I’m trying to recognize a number from an image with aspose ocr. The image can be found here: Dropbox - Error - Simplify your life

I’ running the following code. This is my implementation:

public String extractText(InputStream stream) throws DocumentException {

// Create an instance of OcrEngine

OcrEngine ocrEngine = new OcrEngine();

// Set Resources for OcrEngine

ocrEngine.setResource(BmpDocumentService.class.getResourceAsStream(“/Aspose.OCR.1.9.0.Resources.zip”));

// Set NeedRotationCorrection property to false

ocrEngine.getConfig().setNeedRotationCorrection(false);

// Set image file

ocrEngine.setImage(ImageStream.fromBytes(BinaryUtil.toArray(stream), ImageStreamFormat.Bmp));

// Add language

ocrEngine.getLanguages().addLanguage(Language.load(“english”));

CorrectionFilters value = new CorrectionFilters();

value.add(new RemoveNoiseFilter());

ocrEngine.getConfig().setCorrectionFilters(value);

ocrEngine.setDetectTextOnly(false);

// Perform OCR and get extracted text

if (ocrEngine.process()) {

LOG.debug(“getProbabilitySymbols” + ocrEngine.getProbabilitySymbols());

return ocrEngine.getText().toString();

} else {

return null;

}

And this is my test that calls the implementation:

@Test

public void highQuality() {

String expected = service.extractText(BmpDocumentServiceTest.class.getResourceAsStream(“highQuality.bmp”));

assertThat(expected).isEqualTo(“998.508985.7”);

}

The tests fails with the following output:

org.junit.ComparisonFailure:

Expected :‘998.508985.7’

Actual :‘si J- 8 t ztio- ?’

Are there any parameters to fiddle around to improve OCR-recognition?
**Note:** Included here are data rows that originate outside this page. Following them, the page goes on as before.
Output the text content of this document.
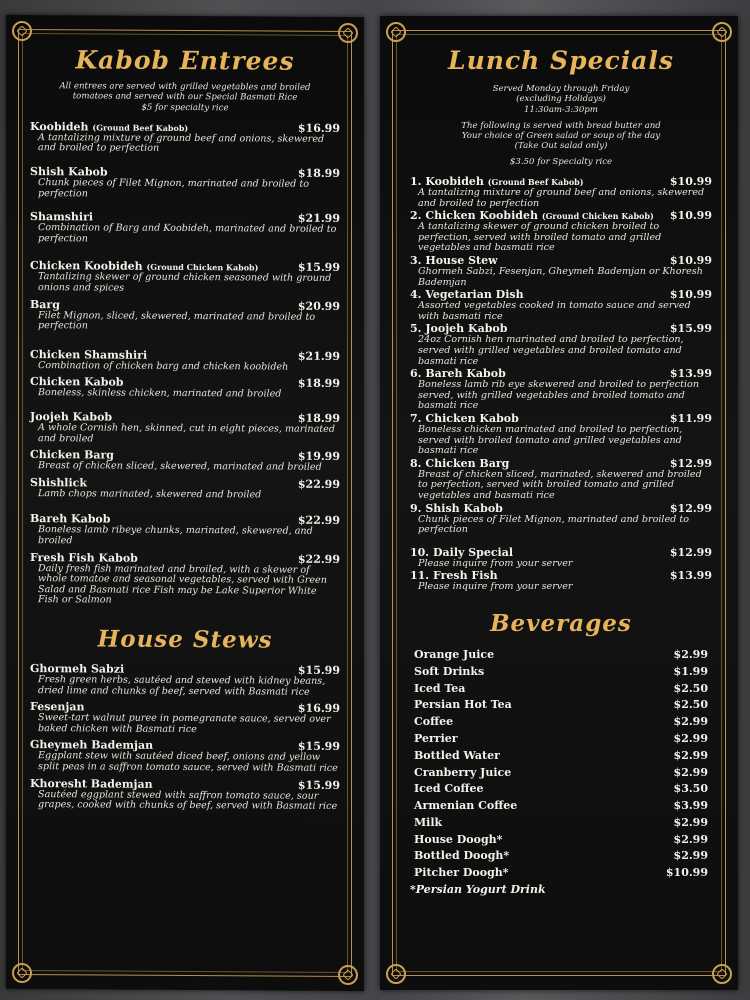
Kabob Entrees
All entrees are served with grilled vegetables and broiled
tomatoes and served with our Special Basmati Rice
$5 for specialty rice
Koobideh (Ground Beef Kabob)	$16.99
A tantalizing mixture of ground beef and onions, skewered and broiled to perfection
Shish Kabob	$18.99
Chunk pieces of Filet Mignon, marinated and broiled to perfection
Shamshiri	$21.99
Combination of Barg and Koobideh, marinated and broiled to perfection
Chicken Koobideh (Ground Chicken Kabob)	$15.99
Tantalizing skewer of ground chicken seasoned with ground onions and spices
Barg	$20.99
Filet Mignon, sliced, skewered, marinated and broiled to perfection
Chicken Shamshiri	$21.99
Combination of chicken barg and chicken koobideh
Chicken Kabob	$18.99
Boneless, skinless chicken, marinated and broiled
Joojeh Kabob	$18.99
A whole Cornish hen, skinned, cut in eight pieces, marinated and broiled
Chicken Barg	$19.99
Breast of chicken sliced, skewered, marinated and broiled
Shishlick	$22.99
Lamb chops marinated, skewered and broiled
Bareh Kabob	$22.99
Boneless lamb ribeye chunks, marinated, skewered, and broiled
Fresh Fish Kabob	$22.99
Daily fresh fish marinated and broiled, with a skewer of whole tomatoe and seasonal vegetables, served with Green Salad and Basmati rice Fish may be Lake Superior White Fish or Salmon
House Stews
Ghormeh Sabzi	$15.99
Fresh green herbs, sautéed and stewed with kidney beans, dried lime and chunks of beef, served with Basmati rice
Fesenjan	$16.99
Sweet-tart walnut puree in pomegranate sauce, served over baked chicken with Basmati rice
Gheymeh Bademjan	$15.99
Eggplant stew with sautéed diced beef, onions and yellow split peas in a saffron tomato sauce, served with Basmati rice
Khoresht Bademjan	$15.99
Sautéed eggplant stewed with saffron tomato sauce, sour grapes, cooked with chunks of beef, served with Basmati rice
Lunch Specials
Served Monday through Friday
(excluding Holidays)
11:30am-3:30pm
The following is served with bread butter and
Your choice of Green salad or soup of the day
(Take Out salad only)
$3.50 for Specialty rice
1. Koobideh (Ground Beef Kabob)	$10.99
A tantalizing mixture of ground beef and onions, skewered and broiled to perfection
2. Chicken Koobideh (Ground Chicken Kabob) $10.99
A tantalizing skewer of ground chicken broiled to perfection, served with broiled tomato and grilled vegetables and basmati rice
3. House Stew	$10.99
Ghormeh Sabzi, Fesenjan, Gheymeh Bademjan or Khoresh Bademjan
4. Vegetarian Dish	$10.99
Assorted vegetables cooked in tomato sauce and served with basmati rice
5. Joojeh Kabob	$15.99
24oz Cornish hen marinated and broiled to perfection, served with grilled vegetables and broiled tomato and basmati rice
6. Bareh Kabob	$13.99
Boneless lamb rib eye skewered and broiled to perfection served, with grilled vegetables and broiled tomato and basmati rice
7. Chicken Kabob	$11.99
Boneless chicken marinated and broiled to perfection, served with broiled tomato and grilled vegetables and basmati rice
8. Chicken Barg	$12.99
Breast of chicken sliced, marinated, skewered and broiled to perfection, served with broiled tomato and grilled vegetables and basmati rice
9. Shish Kabob	$12.99
Chunk pieces of Filet Mignon, marinated and broiled to perfection
10. Daily Special	$12.99
Please inquire from your server
11. Fresh Fish	$13.99
Please inquire from your server
Beverages
Orange Juice	$2.99
Soft Drinks	$1.99
Iced Tea	$2.50
Persian Hot Tea	$2.50
Coffee	$2.99
Perrier	$2.99
Bottled Water	$2.99
Cranberry Juice	$2.99
Iced Coffee	$3.50
Armenian Coffee	$3.99
Milk	$2.99
House Doogh*	$2.99
Bottled Doogh*	$2.99
Pitcher Doogh*	$10.99
*Persian Yogurt Drink
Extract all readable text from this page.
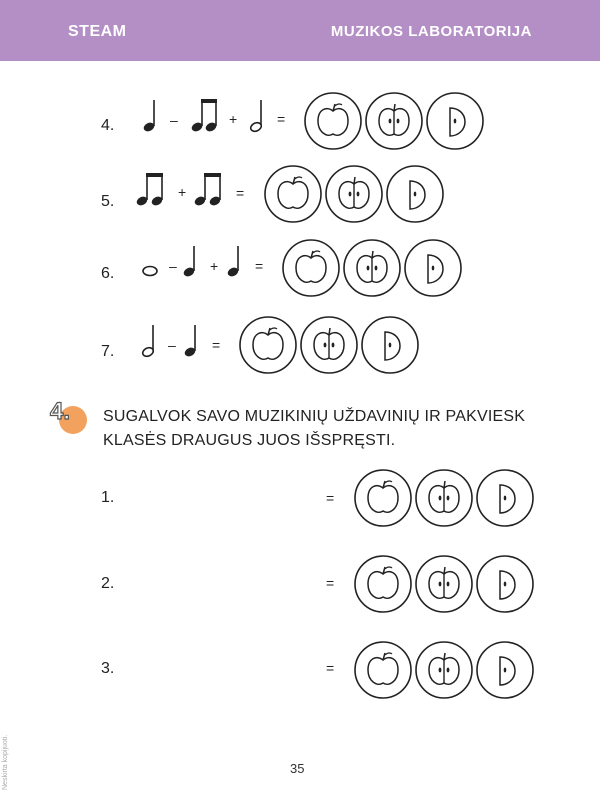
STEAM	MUZIKOS LABORATORIJA
4.	–	+	=
5.
+	=
6.	– +	=
7.	–	=
4. SUGALVOK SAVO MUZIKINIŲ UŽDAVINIŲ IR PAKVIESK
KLASĖS DRAUGUS JUOS IŠSPRĘSTI.
1.	=
2.	=
3.	=
Neskirta kopijuoti.	35
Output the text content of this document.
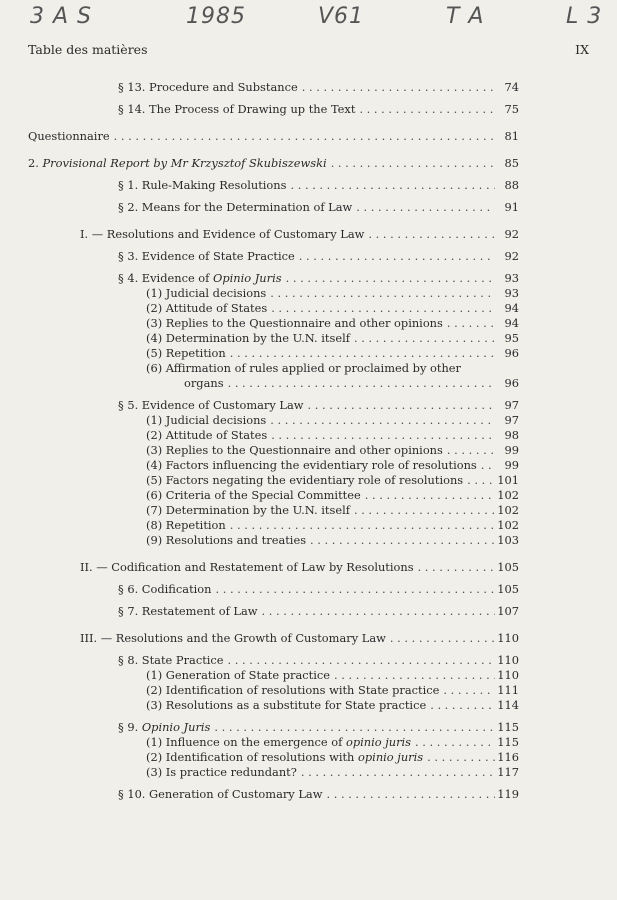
3 A S	1985	V61	T A	L 3
Table des matières	IX
§ 13. Procedure and Substance . . .	74
§ 14. The Process of Drawing up the Text . . .	75
Questionnaire . . .	81
2. Provisional Report by Mr Krzysztof Skubiszewski . . .	85
§ 1. Rule-Making Resolutions . . .	88
§ 2. Means for the Determination of Law . . .	91
I. — Resolutions and Evidence of Customary Law . . .	92
§ 3. Evidence of State Practice . . .	92
§ 4. Evidence of Opinio Juris . . .	93
(1) Judicial decisions . . .	93
(2) Attitude of States . . .	94
(3) Replies to the Questionnaire and other opinions . . .	94
(4) Determination by the U.N. itself . . .	95
(5) Repetition . . .	96
(6) Affirmation of rules applied or proclaimed by other
organs . . .	96
§ 5. Evidence of Customary Law . . .	97
(1) Judicial decisions . . .	97
(2) Attitude of States . . .	98
(3) Replies to the Questionnaire and other opinions . . .	99
(4) Factors influencing the evidentiary role of resolutions . . .	99
(5) Factors negating the evidentiary role of resolutions . . .	101
(6) Criteria of the Special Committee . . .	102
(7) Determination by the U.N. itself . . .	102
(8) Repetition . . .	102
(9) Resolutions and treaties . . .	103
II. — Codification and Restatement of Law by Resolutions . . .	105
§ 6. Codification . . .	105
§ 7. Restatement of Law . . .	107
III. — Resolutions and the Growth of Customary Law . . .	110
§ 8. State Practice . . .	110
(1) Generation of State practice . . .	110
(2) Identification of resolutions with State practice . . .	111
(3) Resolutions as a substitute for State practice . . .	114
§ 9. Opinio Juris . . .	115
(1) Influence on the emergence of opinio juris . . .	115
(2) Identification of resolutions with opinio juris . . .	116
(3) Is practice redundant? . . .	117
§ 10. Generation of Customary Law . . .	119
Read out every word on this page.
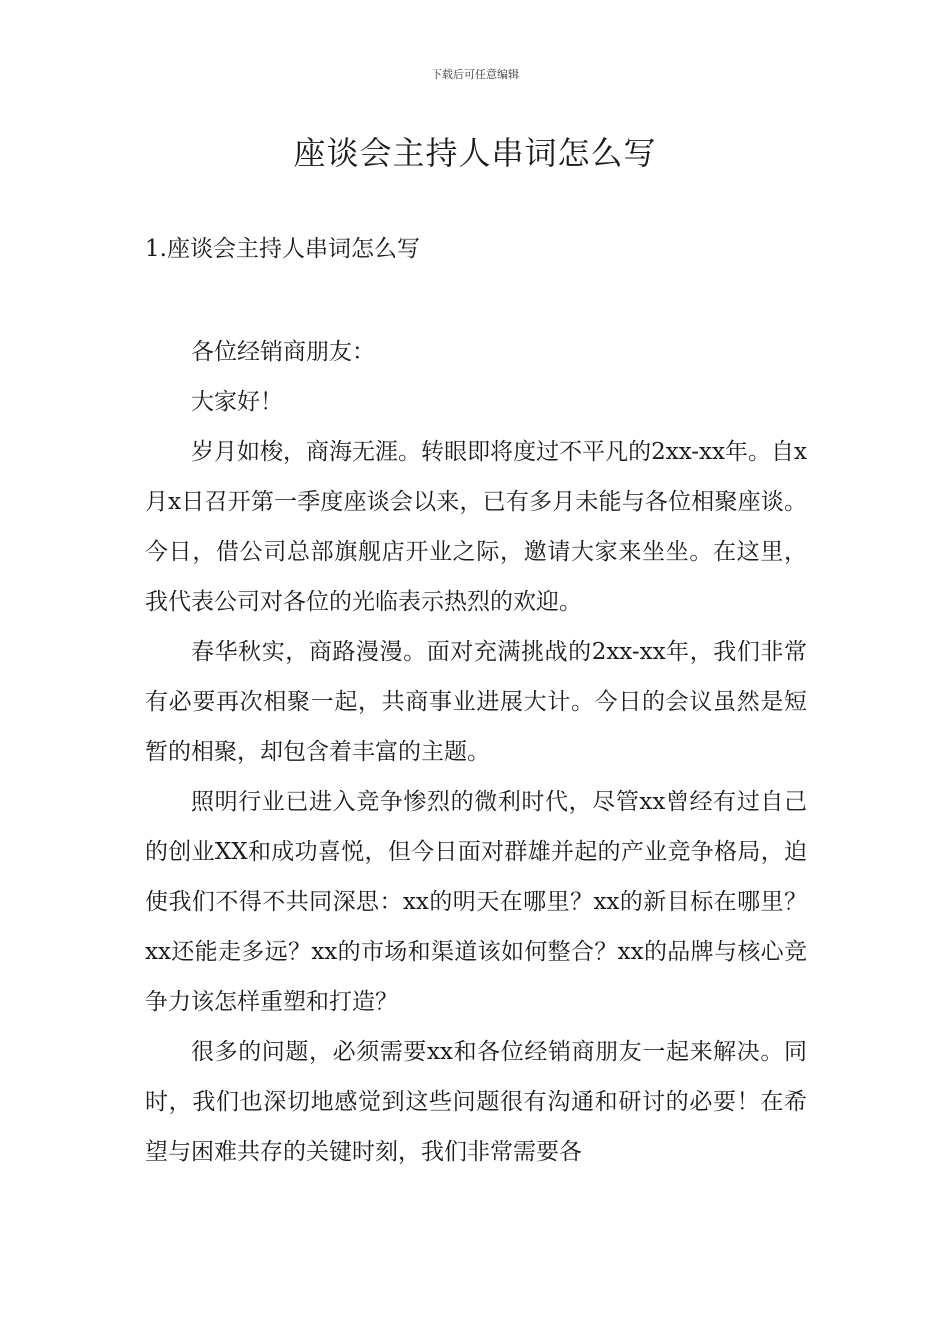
下载后可任意编辑
座谈会主持人串词怎么写
1.座谈会主持人串词怎么写

各位经销商朋友：

大家好！

岁月如梭，商海无涯。转眼即将度过不平凡的2xx-xx年。自x月x日召开第一季度座谈会以来，已有多月未能与各位相聚座谈。今日，借公司总部旗舰店开业之际，邀请大家来坐坐。在这里，我代表公司对各位的光临表示热烈的欢迎。

春华秋实，商路漫漫。面对充满挑战的2xx-xx年，我们非常有必要再次相聚一起，共商事业进展大计。今日的会议虽然是短暂的相聚，却包含着丰富的主题。

照明行业已进入竞争惨烈的微利时代，尽管xx曾经有过自己的创业XX和成功喜悦，但今日面对群雄并起的产业竞争格局，迫使我们不得不共同深思：xx的明天在哪里？xx的新目标在哪里？xx还能走多远？xx的市场和渠道该如何整合？xx的品牌与核心竞争力该怎样重塑和打造？

很多的问题，必须需要xx和各位经销商朋友一起来解决。同时，我们也深切地感觉到这些问题很有沟通和研讨的必要！在希望与困难共存的关键时刻，我们非常需要各
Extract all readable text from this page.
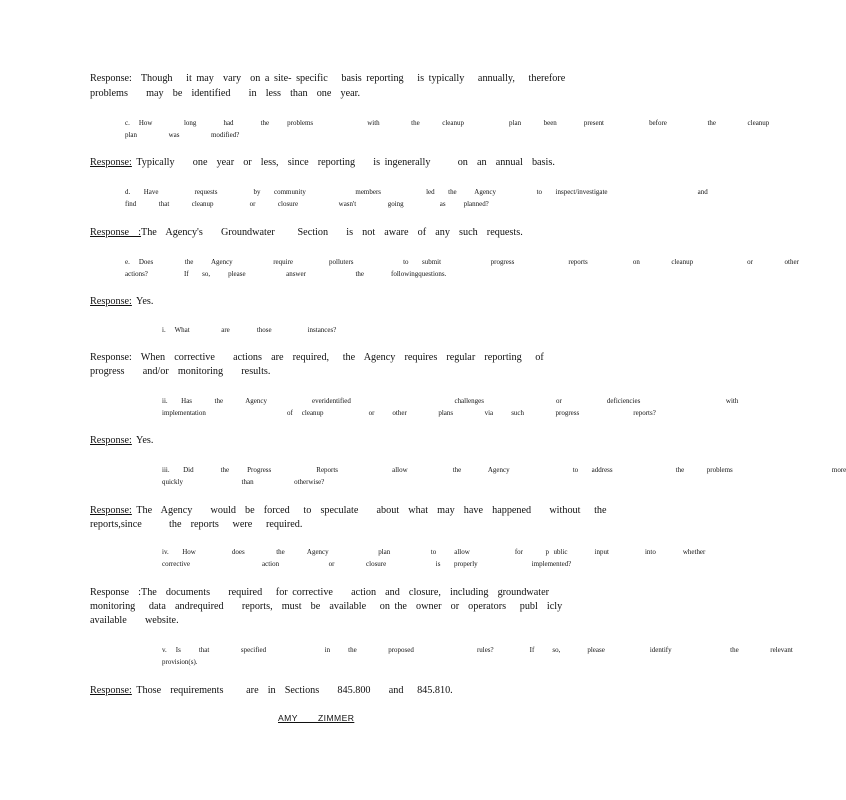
Response: Though   it may  vary  on a site- specific   basis reporting   is typically   annually,   therefore
problems    may  be  identified    in  less  than  one  year.
c.  How       long      had      the    problems            with       the     cleanup          plan     been      present          before         the       cleanup
plan       was       modified?
Response: Typically    one  year  or  less,  since  reporting    is ingenerally      on  an  annual  basis.
d.   Have        requests        by   community           members          led   the    Agency         to   inspect/investigate                    and
find     that     cleanup        or     closure         wasn't       going        as    planned?
Response  :The  Agency's    Groundwater     Section    is  not  aware  of  any  such  requests.
e.  Does       the    Agency         require        polluters           to   submit           progress            reports          on       cleanup            or       other
actions?        If   so,    please         answer           the      followingquestions.
Response: Yes.
i.  What       are      those        instances?
Response:  When  corrective    actions  are  required,   the  Agency  requires  regular  reporting   of
progress    and/or  monitoring    results.
ii.   Has     the     Agency          everidentified                       challenges                or          deficiencies                   with
implementation                  of  cleanup          or    other       plans       via    such       progress            reports?
Response: Yes.
iii.   Did      the    Progress          Reports            allow          the      Agency              to   address              the     problems                      more
quickly             than         otherwise?
Response: The  Agency    would  be  forced   to  speculate    about  what  may  have  happened    without   the
reports,since      the  reports   were   required.
iv.   How        does       the     Agency           plan         to    allow          for     p ublic      input        into      whether
corrective                action           or       closure           is   properly            implemented?
Response  :The  documents    required   for corrective    action  and  closure,  including  groundwater
monitoring   data  andrequired    reports,  must  be  available   on the  owner  or  operators   publ  icly
available    website.
v.  Is    that       specified             in    the       proposed              rules?        If    so,      please          identify             the       relevant
provision(s).
Response: Those  requirements     are  in  Sections    845.800    and   845.810.
AMY   ZIMMER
Because I only want to parse numbers, it might be possible to define a custom language by implementing the ILanguage-interface, but I don’t know how to do that. An example would be nice.

Greetings,
Rainer

babar.raza · August 12, 2014, 11:05am

Hi Rainer,

Thank you for contacting Aspose support.

We have evaluated your presented scenario while using the latest version of Aspose.OCR for Java 2.0.0 and your provided sample. Unfortunately, we were unable to get the correct results therefore we have logged the problem in our bug tracking system under the ticket OCR-33821 for further investigation & correction purposes. Please spare us little time to properly analyze the problem cause. In the meanwhile, we will keep you posted with updates in this regard.

aspose.notifier · May 2, 2015, 12:04pm

The issues you have found earlier (filed as OCR-33821) have been fixed in this update.

This message was posted using Notification2Forum from Downloads module by Aspose Notifier.

awais.hafeez · March 29, 2018, 5:23am

The issues you have found earlier (filed as ) have been fixed in this Aspose.Words for JasperReports 18.3 update.